Synopsis : En Italie, Zampano, un rustre costaud, forain ambulant spécialisé dans des tours de force, « achète », à une mère misérable, la gentille Gelsomina, une fille lunaire. Voyageant sur les routes dans une pauvre carriole au gré des humeurs de Zampano, Gelsomina seconde celui-ci lors de son grand numéro de briseur de chaînes. Le reste du temps, Zampano la traite comme bonne à tout faire sans lui accorder plus d’attention.
En 1954, Fellini amorce un virage dans sa carrière de cinéaste après une première période sous le signe du néo-réalisme. La Strada est une sorte de point de jonction entre le film purement néo-réaliste et la fable mélodramatique teintée d’éléments oniriques – qui feront toute la saveur de ses œuvres futures comme La Dolce Vita, 8½, Amarcord ou Roma.

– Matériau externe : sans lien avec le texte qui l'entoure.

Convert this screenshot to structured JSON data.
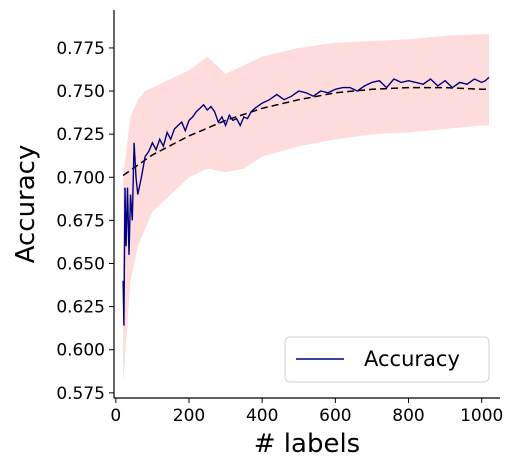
{
  "chart_data": {
    "type": "line",
    "xlabel": "# labels",
    "ylabel": "Accuracy",
    "xlim": [
      -5,
      1050
    ],
    "ylim": [
      0.572,
      0.797
    ],
    "xticks": [
      "0",
      "200",
      "400",
      "600",
      "800",
      "1000"
    ],
    "yticks": [
      "0.575",
      "0.600",
      "0.625",
      "0.650",
      "0.675",
      "0.700",
      "0.725",
      "0.750",
      "0.775"
    ],
    "grid": false,
    "legend": {
      "placement": "bottom-right",
      "entries": [
        "Accuracy"
      ]
    },
    "colors": {
      "line": "#000080",
      "band": "#ffc0c0",
      "trend": "#000000"
    },
    "series": [
      {
        "name": "Accuracy",
        "style": "solid",
        "x": [
          20,
          22,
          25,
          28,
          32,
          36,
          40,
          45,
          50,
          55,
          60,
          70,
          80,
          90,
          100,
          110,
          120,
          130,
          140,
          150,
          160,
          170,
          180,
          190,
          200,
          210,
          220,
          230,
          240,
          250,
          260,
          270,
          280,
          290,
          300,
          310,
          320,
          330,
          340,
          350,
          360,
          370,
          380,
          400,
          420,
          440,
          460,
          480,
          500,
          520,
          540,
          560,
          580,
          600,
          620,
          640,
          660,
          680,
          700,
          720,
          740,
          760,
          780,
          800,
          820,
          840,
          860,
          880,
          900,
          920,
          940,
          960,
          980,
          1000,
          1010,
          1020
        ],
        "y": [
          0.64,
          0.614,
          0.694,
          0.66,
          0.694,
          0.655,
          0.69,
          0.675,
          0.72,
          0.7,
          0.69,
          0.7,
          0.712,
          0.715,
          0.72,
          0.716,
          0.722,
          0.718,
          0.726,
          0.722,
          0.728,
          0.73,
          0.732,
          0.727,
          0.733,
          0.735,
          0.738,
          0.74,
          0.742,
          0.739,
          0.741,
          0.738,
          0.732,
          0.735,
          0.73,
          0.736,
          0.733,
          0.734,
          0.73,
          0.735,
          0.734,
          0.738,
          0.74,
          0.743,
          0.745,
          0.748,
          0.745,
          0.747,
          0.75,
          0.749,
          0.747,
          0.75,
          0.749,
          0.751,
          0.752,
          0.752,
          0.75,
          0.753,
          0.755,
          0.756,
          0.752,
          0.757,
          0.755,
          0.756,
          0.755,
          0.754,
          0.757,
          0.753,
          0.756,
          0.752,
          0.755,
          0.754,
          0.757,
          0.755,
          0.756,
          0.758
        ]
      },
      {
        "name": "",
        "style": "dashed",
        "x": [
          20,
          100,
          200,
          300,
          400,
          500,
          600,
          700,
          800,
          900,
          1000,
          1020
        ],
        "y": [
          0.701,
          0.713,
          0.724,
          0.733,
          0.74,
          0.745,
          0.749,
          0.751,
          0.752,
          0.752,
          0.751,
          0.751
        ]
      }
    ],
    "band": {
      "x": [
        20,
        40,
        60,
        80,
        100,
        150,
        200,
        250,
        300,
        350,
        400,
        500,
        600,
        700,
        800,
        900,
        1000,
        1020
      ],
      "lower": [
        0.58,
        0.64,
        0.66,
        0.67,
        0.68,
        0.69,
        0.7,
        0.705,
        0.703,
        0.705,
        0.712,
        0.718,
        0.722,
        0.725,
        0.726,
        0.728,
        0.73,
        0.73
      ],
      "upper": [
        0.7,
        0.735,
        0.745,
        0.75,
        0.752,
        0.757,
        0.762,
        0.77,
        0.76,
        0.765,
        0.77,
        0.775,
        0.778,
        0.779,
        0.78,
        0.782,
        0.783,
        0.783
      ]
    }
  }
}
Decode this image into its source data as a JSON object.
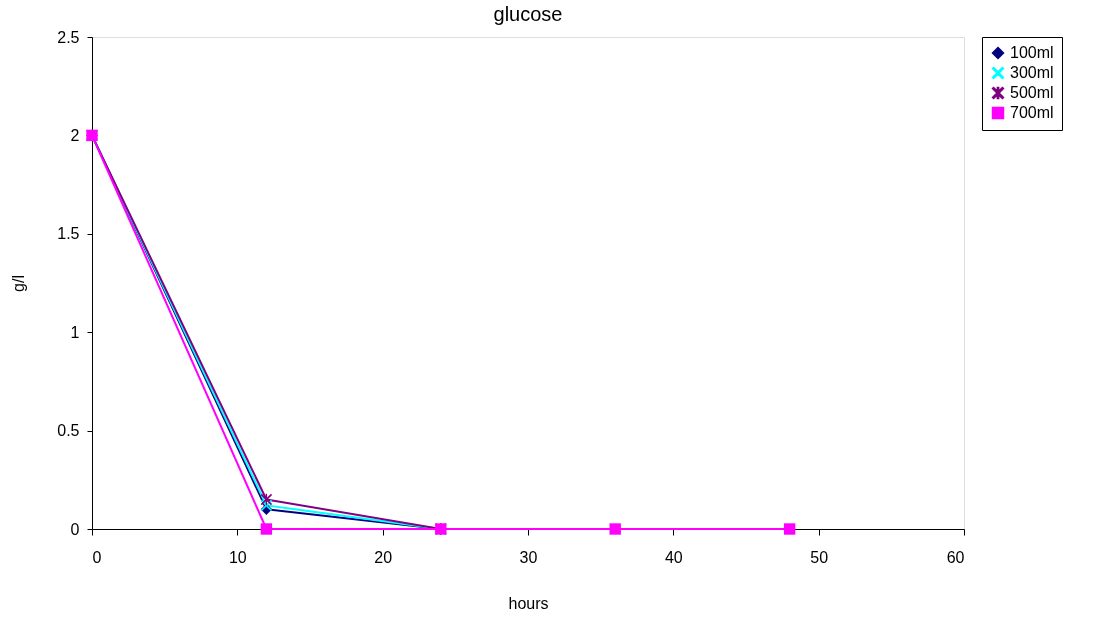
{
  "chart_data": {
    "type": "line",
    "title": "glucose",
    "xlabel": "hours",
    "ylabel": "g/l",
    "x": [
      0,
      12,
      24,
      36,
      48
    ],
    "series": [
      {
        "name": "100ml",
        "color": "#000080",
        "marker": "diamond",
        "values": [
          2,
          0.1,
          0,
          null,
          null
        ]
      },
      {
        "name": "300ml",
        "color": "#00ffff",
        "marker": "cross",
        "values": [
          2,
          0.12,
          0,
          null,
          null
        ]
      },
      {
        "name": "500ml",
        "color": "#800080",
        "marker": "star",
        "values": [
          2,
          0.15,
          0,
          null,
          null
        ]
      },
      {
        "name": "700ml",
        "color": "#ff00ff",
        "marker": "square",
        "values": [
          2,
          0,
          0,
          0,
          0
        ]
      }
    ],
    "xlim": [
      0,
      60
    ],
    "xticks": [
      0,
      10,
      20,
      30,
      40,
      50,
      60
    ],
    "ylim": [
      0,
      2.5
    ],
    "yticks": [
      0,
      0.5,
      1,
      1.5,
      2,
      2.5
    ],
    "grid": false,
    "legend": "right",
    "line_style": "solid"
  }
}
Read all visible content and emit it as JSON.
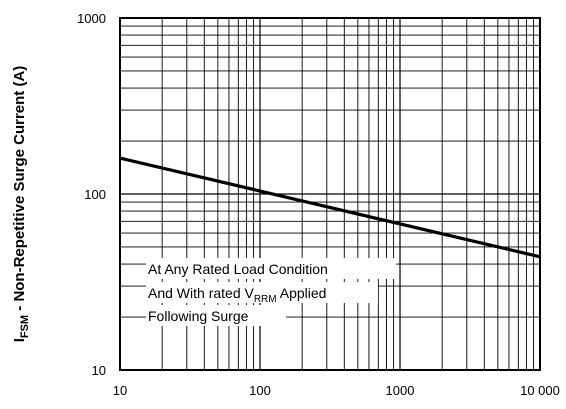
{
  "chart_data": {
    "type": "line",
    "title": "",
    "xlabel": "",
    "ylabel": {
      "symbol": "I",
      "subscript": "FSM",
      "rest": " - Non-Repetitive Surge Current (A)"
    },
    "x_scale": "log",
    "y_scale": "log",
    "xlim": [
      10,
      10000
    ],
    "ylim": [
      10,
      1000
    ],
    "grid": true,
    "x_ticks": [
      10,
      100,
      1000,
      10000
    ],
    "x_tick_labels": [
      "10",
      "100",
      "1000",
      "10 000"
    ],
    "y_ticks": [
      10,
      100,
      1000
    ],
    "y_tick_labels": [
      "10",
      "100",
      "1000"
    ],
    "series": [
      {
        "x": [
          10,
          10000
        ],
        "y": [
          160,
          44
        ],
        "color": "#000000"
      }
    ],
    "annotation": {
      "line1": "At Any Rated Load Condition",
      "line2_prefix": "And With rated V",
      "line2_sub": "RRM",
      "line2_suffix": " Applied",
      "line3": "Following Surge"
    }
  }
}
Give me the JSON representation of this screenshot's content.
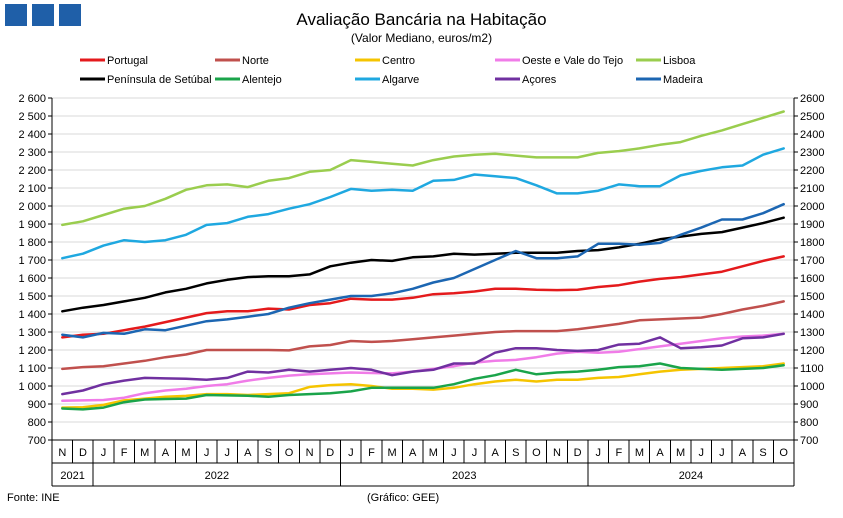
{
  "header": {
    "title": "Avaliação Bancária na Habitação",
    "subtitle": "(Valor Mediano, euros/m2)"
  },
  "footer": {
    "source": "Fonte: INE",
    "credit": "(Gráfico: GEE)"
  },
  "chart_data": {
    "type": "line",
    "title": "Avaliação Bancária na Habitação",
    "subtitle": "(Valor Mediano, euros/m2)",
    "ylim": [
      700,
      2600
    ],
    "ytick_step": 100,
    "yticks_left": [
      "700",
      "800",
      "900",
      "1 000",
      "1 100",
      "1 200",
      "1 300",
      "1 400",
      "1 500",
      "1 600",
      "1 700",
      "1 800",
      "1 900",
      "2 000",
      "2 100",
      "2 200",
      "2 300",
      "2 400",
      "2 500",
      "2 600"
    ],
    "yticks_right": [
      "700",
      "800",
      "900",
      "1000",
      "1100",
      "1200",
      "1300",
      "1400",
      "1500",
      "1600",
      "1700",
      "1800",
      "1900",
      "2000",
      "2100",
      "2200",
      "2300",
      "2400",
      "2500",
      "2600"
    ],
    "grid": true,
    "legend_position": "top",
    "categories": [
      "N",
      "D",
      "J",
      "F",
      "M",
      "A",
      "M",
      "J",
      "J",
      "A",
      "S",
      "O",
      "N",
      "D",
      "J",
      "F",
      "M",
      "A",
      "M",
      "J",
      "J",
      "A",
      "S",
      "O",
      "N",
      "D",
      "J",
      "F",
      "M",
      "A",
      "M",
      "J",
      "J",
      "A",
      "S",
      "O"
    ],
    "years": [
      {
        "label": "2021",
        "from": 0,
        "to": 1
      },
      {
        "label": "2022",
        "from": 2,
        "to": 13
      },
      {
        "label": "2023",
        "from": 14,
        "to": 25
      },
      {
        "label": "2024",
        "from": 26,
        "to": 35
      }
    ],
    "series": [
      {
        "name": "Portugal",
        "color": "#e41a1c",
        "values": [
          1270,
          1285,
          1290,
          1310,
          1330,
          1355,
          1380,
          1405,
          1415,
          1415,
          1430,
          1425,
          1450,
          1460,
          1485,
          1480,
          1480,
          1490,
          1510,
          1515,
          1525,
          1540,
          1540,
          1535,
          1533,
          1535,
          1550,
          1560,
          1580,
          1595,
          1605,
          1620,
          1635,
          1665,
          1695,
          1720
        ]
      },
      {
        "name": "Norte",
        "color": "#c0504d",
        "values": [
          1095,
          1105,
          1110,
          1125,
          1140,
          1160,
          1175,
          1200,
          1200,
          1200,
          1200,
          1198,
          1220,
          1228,
          1250,
          1245,
          1250,
          1260,
          1270,
          1280,
          1290,
          1300,
          1305,
          1305,
          1305,
          1315,
          1330,
          1345,
          1365,
          1370,
          1375,
          1380,
          1400,
          1425,
          1445,
          1470
        ]
      },
      {
        "name": "Centro",
        "color": "#f5c400",
        "values": [
          880,
          882,
          895,
          920,
          930,
          940,
          945,
          955,
          955,
          950,
          955,
          960,
          995,
          1005,
          1010,
          1000,
          985,
          985,
          980,
          990,
          1010,
          1025,
          1035,
          1025,
          1035,
          1035,
          1045,
          1050,
          1065,
          1080,
          1090,
          1095,
          1100,
          1105,
          1110,
          1125
        ]
      },
      {
        "name": "Oeste e Vale do Tejo",
        "color": "#f07ce8",
        "values": [
          918,
          920,
          922,
          935,
          960,
          975,
          985,
          1000,
          1010,
          1030,
          1045,
          1058,
          1065,
          1070,
          1075,
          1072,
          1070,
          1080,
          1095,
          1110,
          1130,
          1140,
          1145,
          1160,
          1180,
          1190,
          1185,
          1190,
          1205,
          1220,
          1235,
          1250,
          1265,
          1275,
          1280,
          1290
        ]
      },
      {
        "name": "Lisboa",
        "color": "#9acd4e",
        "values": [
          1895,
          1915,
          1950,
          1985,
          2000,
          2040,
          2090,
          2115,
          2120,
          2105,
          2140,
          2155,
          2190,
          2200,
          2255,
          2245,
          2235,
          2225,
          2255,
          2275,
          2285,
          2290,
          2280,
          2270,
          2270,
          2270,
          2295,
          2305,
          2320,
          2340,
          2355,
          2390,
          2420,
          2455,
          2490,
          2525
        ]
      },
      {
        "name": "Península de Setúbal",
        "color": "#000000",
        "values": [
          1415,
          1435,
          1450,
          1470,
          1490,
          1520,
          1540,
          1570,
          1590,
          1605,
          1610,
          1610,
          1620,
          1665,
          1685,
          1700,
          1695,
          1715,
          1720,
          1735,
          1730,
          1735,
          1740,
          1740,
          1740,
          1750,
          1755,
          1770,
          1790,
          1815,
          1830,
          1845,
          1855,
          1880,
          1905,
          1935
        ]
      },
      {
        "name": "Alentejo",
        "color": "#1aa44a",
        "values": [
          875,
          870,
          880,
          910,
          925,
          928,
          930,
          950,
          948,
          946,
          940,
          950,
          955,
          960,
          970,
          990,
          990,
          990,
          990,
          1010,
          1040,
          1060,
          1090,
          1065,
          1075,
          1080,
          1090,
          1105,
          1110,
          1125,
          1100,
          1095,
          1090,
          1095,
          1100,
          1115
        ]
      },
      {
        "name": "Algarve",
        "color": "#1fa8e0",
        "values": [
          1710,
          1735,
          1780,
          1810,
          1800,
          1810,
          1840,
          1895,
          1905,
          1940,
          1955,
          1985,
          2010,
          2050,
          2095,
          2085,
          2090,
          2085,
          2140,
          2145,
          2175,
          2165,
          2155,
          2115,
          2070,
          2070,
          2085,
          2120,
          2110,
          2110,
          2170,
          2195,
          2215,
          2225,
          2285,
          2320
        ]
      },
      {
        "name": "Açores",
        "color": "#7030a0",
        "values": [
          955,
          975,
          1010,
          1030,
          1045,
          1042,
          1040,
          1035,
          1045,
          1080,
          1075,
          1090,
          1080,
          1090,
          1100,
          1090,
          1060,
          1080,
          1090,
          1125,
          1125,
          1185,
          1210,
          1210,
          1200,
          1195,
          1200,
          1230,
          1235,
          1270,
          1210,
          1215,
          1225,
          1265,
          1270,
          1290
        ]
      },
      {
        "name": "Madeira",
        "color": "#1c66b2",
        "values": [
          1285,
          1270,
          1295,
          1290,
          1315,
          1310,
          1335,
          1360,
          1370,
          1385,
          1400,
          1435,
          1460,
          1480,
          1500,
          1500,
          1515,
          1540,
          1575,
          1600,
          1650,
          1700,
          1750,
          1710,
          1710,
          1720,
          1790,
          1790,
          1785,
          1795,
          1840,
          1880,
          1925,
          1925,
          1960,
          2010
        ]
      }
    ]
  }
}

Gelsomina est peut-être le plus fellinien des personnages de Fellini, parce qu’elle cristallise toutes ses grandes thématiques : la pauvreté (matérielle comme spirituelle), l’Italie de l’après-guerre en plein doute ontologique et en quête de reconstruction (matérielle comme psychologique, là aussi), les questionnements sur la place que chacun occupe dans le monde et sur le sens à donner à sa vie, le constat d’un monde que Dieu a sensiblement quitté ; le tout sur fond de numéros de cirque, de rencontres avec des personnages hauts en couleur et de road movie poussiéreux.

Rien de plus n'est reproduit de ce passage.